Nathan didn’t bother with greetings. He stepped to the desk and dropped an old, cracked plastic badge onto the polished wood. It was Mike Darden’s shop ID—the mechanic’s badge they’d found near the factory in a pile of moldy papers and the remains of another torn note.

“Does this name sound familiar?” Nathan asked.

Victor adjusted his glasses and leaned closer.

“Mike Darden,” he said slowly. “Your wife’s mechanic, if I’m not mistaken.”

“Correct,” Nathan replied. “I found his ID in the same place I found Lauren’s necklace. And her note. She’s alive, Victor.”

For a split second—barely the length of a blink—Victor’s face lost its color. Then he quickly recovered and forced a sympathetic smile.

“You’ve been grieving for years,” he said. “It’s natural to want to believe—”

Nathan slammed his fist on the desk so hard the pen holder jumped.

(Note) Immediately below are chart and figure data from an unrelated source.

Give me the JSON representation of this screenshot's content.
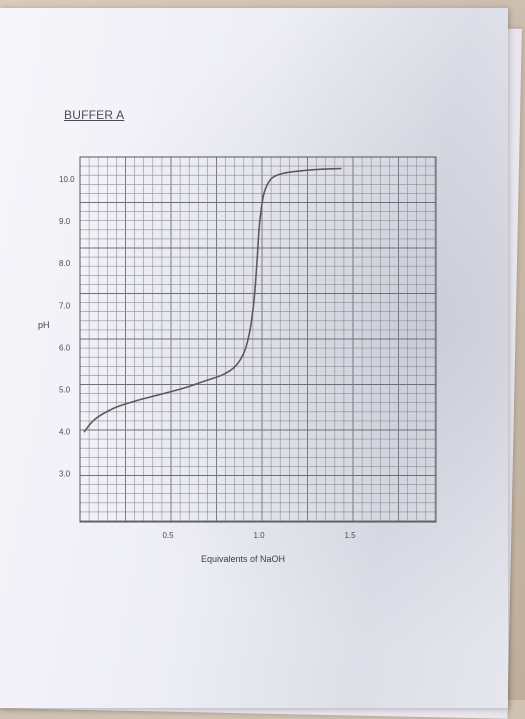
{
  "chart_data": {
    "type": "line",
    "title": "BUFFER A",
    "xlabel": "Equivalents of NaOH",
    "ylabel": "pH",
    "x_ticks": [
      "0.5",
      "1.0",
      "1.5"
    ],
    "y_ticks": [
      "10.0",
      "9.0",
      "8.0",
      "7.0",
      "6.0",
      "5.0",
      "4.0",
      "3.0"
    ],
    "xlim": [
      0.0,
      1.85
    ],
    "ylim": [
      2.0,
      10.4
    ],
    "grid": true,
    "series": [
      {
        "x": [
          0.04,
          0.1,
          0.2,
          0.3,
          0.4,
          0.5,
          0.6,
          0.7,
          0.8,
          0.87,
          0.92,
          0.95,
          0.97,
          0.98,
          0.99,
          1.0,
          1.01,
          1.02,
          1.03,
          1.05,
          1.08,
          1.15,
          1.3,
          1.45
        ],
        "y": [
          4.0,
          4.3,
          4.55,
          4.7,
          4.82,
          4.93,
          5.05,
          5.2,
          5.35,
          5.55,
          5.9,
          6.4,
          7.0,
          7.5,
          8.1,
          8.8,
          9.2,
          9.5,
          9.7,
          9.9,
          10.05,
          10.15,
          10.22,
          10.25
        ],
        "color": "#5a5a5a"
      }
    ]
  }
}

“I found evidence,” he snapped. “I found the dog. And I know you closed the case and paid off the mechanic. Why?”

A bead of sweat formed at Victor’s temple.

“I followed orders,” he muttered. “It was… safer for everyone. There was a lot on the line.”

“Whose orders?” Nathan pushed.

Victor said nothing. The silence stretched, thick with tension.

From the hall came a sharp crash—a vase shattering. Aiden, too nervous to wait in the car, had wandered in and accidentally bumped it.

Victor stepped out and spotted the boy.

“And who’s this kid?” he asked.

“He’s the one who saw her,” Nathan answered. “He’s the reason I found any of this.”

Victor’s gaze locked onto Aiden with a cold, calculating interest the boy recognized right away. It was the look he’d seen in dangerous men in bad neighborhoods—the look someone got when they spotted something they wanted.

Victor exhaled and set the newspaper aside.